Someone seems to have left the exit door at GRP wide open; much of the label's talent, including some big names such as Lee Ritenour, Chick Corea, Gary Burton, and Dave Valentin, seems to be bolting as soon as they fulfill their current contracts. However, George Benson has just left his home for the past twenty years, Warner Brothers, and joined GRP. This may be largely due to the fact that super-producer Tommy LiPuma, who produced many of George Benson's classics, is now at the reins of GRP.
Whatever the case, I was anxious to see if Benson and LiPuma could produce a new-label debut to match Benson's Warner debut, Breezin', one of the classic and best-selling contemporary jazz albums of all time.
There's plenty of quality here this is one of the best albums George Benson has put out in a long time. There's more emphasis on his expert guitar playing, which has been sadly underplayed on many of his recent albums. He's also in fine vocal form on four of the ten tunes, and he takes some of his wild trademark guitar-and-scat solo rides on others. As on many of Benson's better works, this album blends the best of smooth R&B and groovin' contemporary jazz.
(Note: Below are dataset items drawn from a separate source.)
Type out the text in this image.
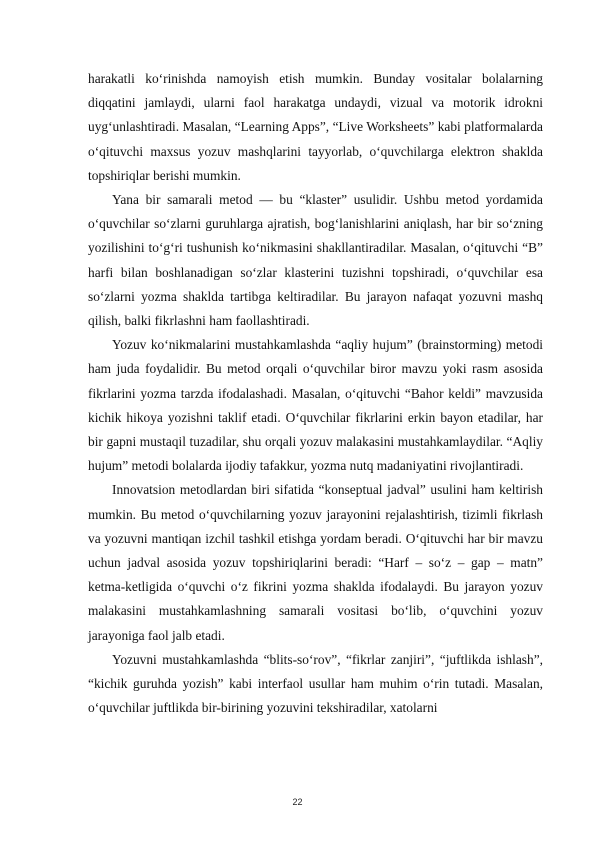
harakatli ko‘rinishda namoyish etish mumkin. Bunday vositalar bolalarning diqqatini jamlaydi, ularni faol harakatga undaydi, vizual va motorik idrokni uyg‘unlashtiradi. Masalan, “Learning Apps”, “Live Worksheets” kabi platformalarda o‘qituvchi maxsus yozuv mashqlarini tayyorlab, o‘quvchilarga elektron shaklda topshiriqlar berishi mumkin.

Yana bir samarali metod — bu “klaster” usulidir. Ushbu metod yordamida o‘quvchilar so‘zlarni guruhlarga ajratish, bog‘lanishlarini aniqlash, har bir so‘zning yozilishini to‘g‘ri tushunish ko‘nikmasini shakllantiradilar. Masalan, o‘qituvchi “B” harfi bilan boshlanadigan so‘zlar klasterini tuzishni topshiradi, o‘quvchilar esa so‘zlarni yozma shaklda tartibga keltiradilar. Bu jarayon nafaqat yozuvni mashq qilish, balki fikrlashni ham faollashtiradi.

Yozuv ko‘nikmalarini mustahkamlashda “aqliy hujum” (brainstorming) metodi ham juda foydalidir. Bu metod orqali o‘quvchilar biror mavzu yoki rasm asosida fikrlarini yozma tarzda ifodalashadi. Masalan, o‘qituvchi “Bahor keldi” mavzusida kichik hikoya yozishni taklif etadi. O‘quvchilar fikrlarini erkin bayon etadilar, har bir gapni mustaqil tuzadilar, shu orqali yozuv malakasini mustahkamlaydilar. “Aqliy hujum” metodi bolalarda ijodiy tafakkur, yozma nutq madaniyatini rivojlantiradi.

Innovatsion metodlardan biri sifatida “konseptual jadval” usulini ham keltirish mumkin. Bu metod o‘quvchilarning yozuv jarayonini rejalashtirish, tizimli fikrlash va yozuvni mantiqan izchil tashkil etishga yordam beradi. O‘qituvchi har bir mavzu uchun jadval asosida yozuv topshiriqlarini beradi: “Harf – so‘z – gap – matn” ketma-ketligida o‘quvchi o‘z fikrini yozma shaklda ifodalaydi. Bu jarayon yozuv malakasini mustahkamlashning samarali vositasi bo‘lib, o‘quvchini yozuv jarayoniga faol jalb etadi.

Yozuvni mustahkamlashda “blits-so‘rov”, “fikrlar zanjiri”, “juftlikda ishlash”, “kichik guruhda yozish” kabi interfaol usullar ham muhim o‘rin tutadi. Masalan, o‘quvchilar juftlikda bir-birining yozuvini tekshiradilar, xatolarni

22
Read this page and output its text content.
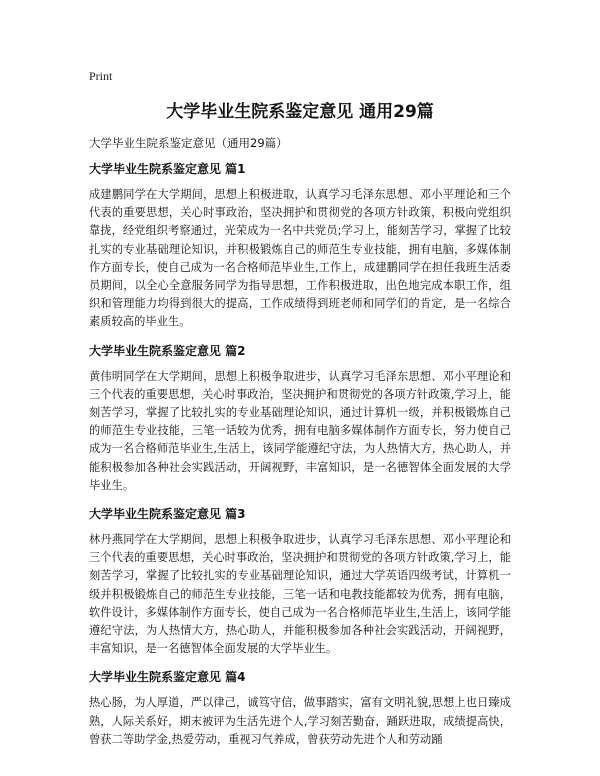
Print
大学毕业生院系鉴定意见 通用29篇
大学毕业生院系鉴定意见（通用29篇）
大学毕业生院系鉴定意见 篇1
成建鹏同学在大学期间，思想上积极进取，认真学习毛泽东思想、邓小平理论和三个代表的重要思想，关心时事政治，坚决拥护和贯彻党的各项方针政策，积极向党组织靠拢，经党组织考察通过，光荣成为一名中共党员;学习上，能刻苦学习，掌握了比较扎实的专业基础理论知识，并积极锻炼自己的师范生专业技能，拥有电脑，多媒体制作方面专长，使自己成为一名合格师范毕业生,工作上，成建鹏同学在担任我班生活委员期间，以全心全意服务同学为指导思想，工作积极进取，出色地完成本职工作，组织和管理能力均得到很大的提高，工作成绩得到班老师和同学们的肯定，是一名综合素质较高的毕业生。
大学毕业生院系鉴定意见 篇2
黄伟明同学在大学期间，思想上积极争取进步，认真学习毛泽东思想、邓小平理论和三个代表的重要思想，关心时事政治，坚决拥护和贯彻党的各项方针政策,学习上，能刻苦学习，掌握了比较扎实的专业基础理论知识，通过计算机一级，并积极锻炼自己的师范生专业技能，三笔一话较为优秀，拥有电脑多媒体制作方面专长，努力使自己成为一名合格师范毕业生,生活上，该同学能遵纪守法，为人热情大方，热心助人，并能积极参加各种社会实践活动，开阔视野，丰富知识，是一名德智体全面发展的大学毕业生。
大学毕业生院系鉴定意见 篇3
林丹燕同学在大学期间，思想上积极争取进步，认真学习毛泽东思想、邓小平理论和三个代表的重要思想，关心时事政治，坚决拥护和贯彻党的各项方针政策,学习上，能刻苦学习，掌握了比较扎实的专业基础理论知识，通过大学英语四级考试，计算机一级并积极锻炼自己的师范生专业技能，三笔一话和电教技能都较为优秀，拥有电脑，软件设计，多媒体制作方面专长，使自己成为一名合格师范毕业生,生活上，该同学能遵纪守法，为人热情大方，热心助人，并能积极参加各种社会实践活动，开阔视野，丰富知识，是一名德智体全面发展的大学毕业生。
大学毕业生院系鉴定意见 篇4
热心肠，为人厚道，严以律己，诚笃守信，做事踏实，富有文明礼貌,思想上也日臻成熟，人际关系好，期末被评为生活先进个人,学习刻苦勤奋，踊跃进取，成绩提高快，曾获二等助学金,热爱劳动，重视习气养成，曾获劳动先进个人和劳动踊
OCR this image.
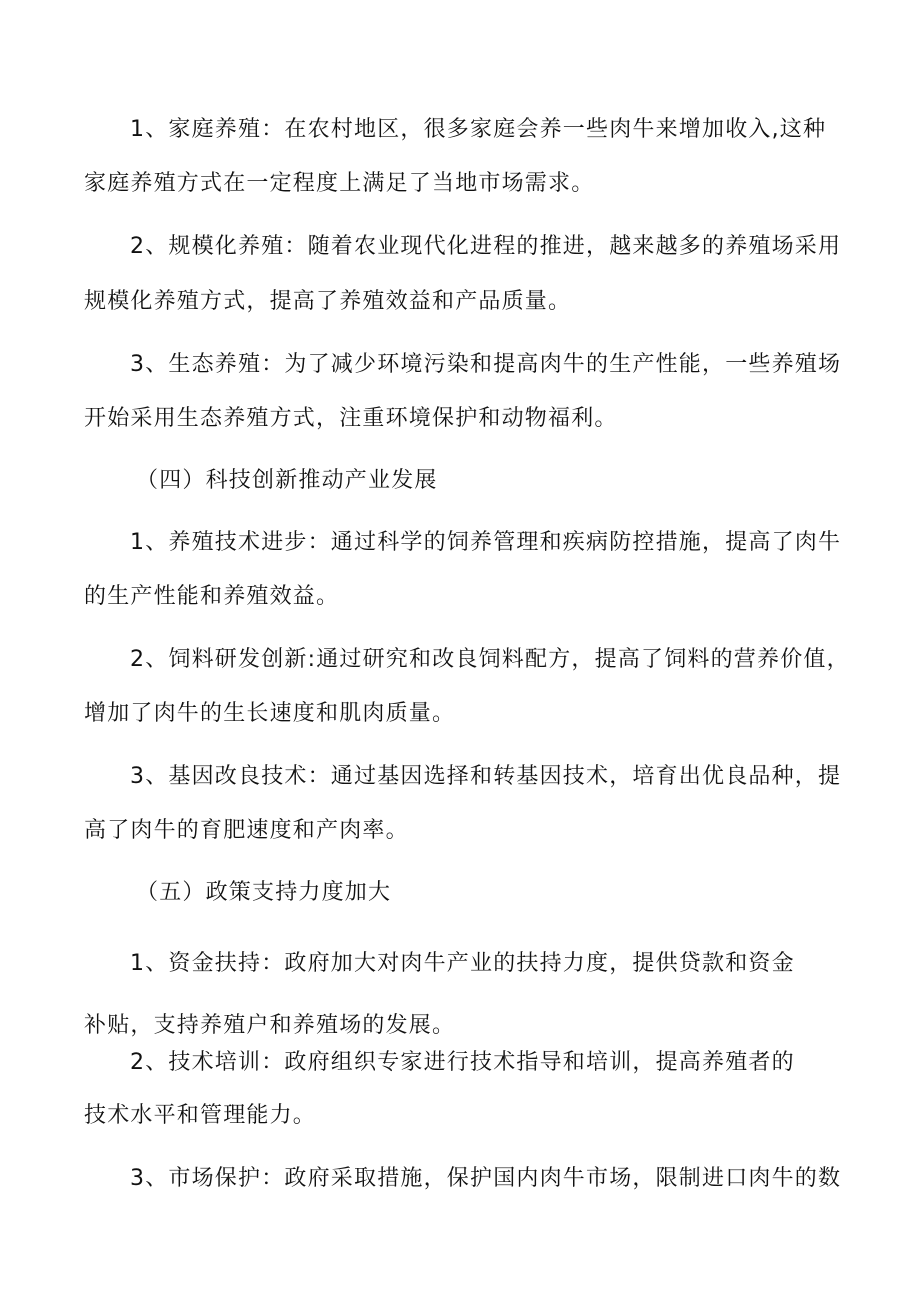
1、家庭养殖：在农村地区，很多家庭会养一些肉牛来增加收入,这种
家庭养殖方式在一定程度上满足了当地市场需求。
2、规模化养殖：随着农业现代化进程的推进，越来越多的养殖场采用
规模化养殖方式，提高了养殖效益和产品质量。
3、生态养殖：为了减少环境污染和提高肉牛的生产性能，一些养殖场
开始采用生态养殖方式，注重环境保护和动物福利。
（四）科技创新推动产业发展
1、养殖技术进步：通过科学的饲养管理和疾病防控措施，提高了肉牛
的生产性能和养殖效益。
2、饲料研发创新:通过研究和改良饲料配方，提高了饲料的营养价值，
增加了肉牛的生长速度和肌肉质量。
3、基因改良技术：通过基因选择和转基因技术，培育出优良品种，提
高了肉牛的育肥速度和产肉率。
（五）政策支持力度加大
1、资金扶持：政府加大对肉牛产业的扶持力度，提供贷款和资金
补贴，支持养殖户和养殖场的发展。
2、技术培训：政府组织专家进行技术指导和培训，提高养殖者的
技术水平和管理能力。
3、市场保护：政府采取措施，保护国内肉牛市场，限制进口肉牛的数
The core unit on most of the tunes is co-producer Ricky Peterson on keyboards, organ, and drum programming, Paul Peterson on bass and rhythm guitar, Michael Bland on drums, and Benson on lead guitar and vocals. Real strings grace seven tunes. But then there's the drum machines. If you've been reading my reviews for awhile, you know that I'm really getting to detest these things. At least there are real drums happening as well, and touches like the gritty, soulful organ and live strings help to save the day.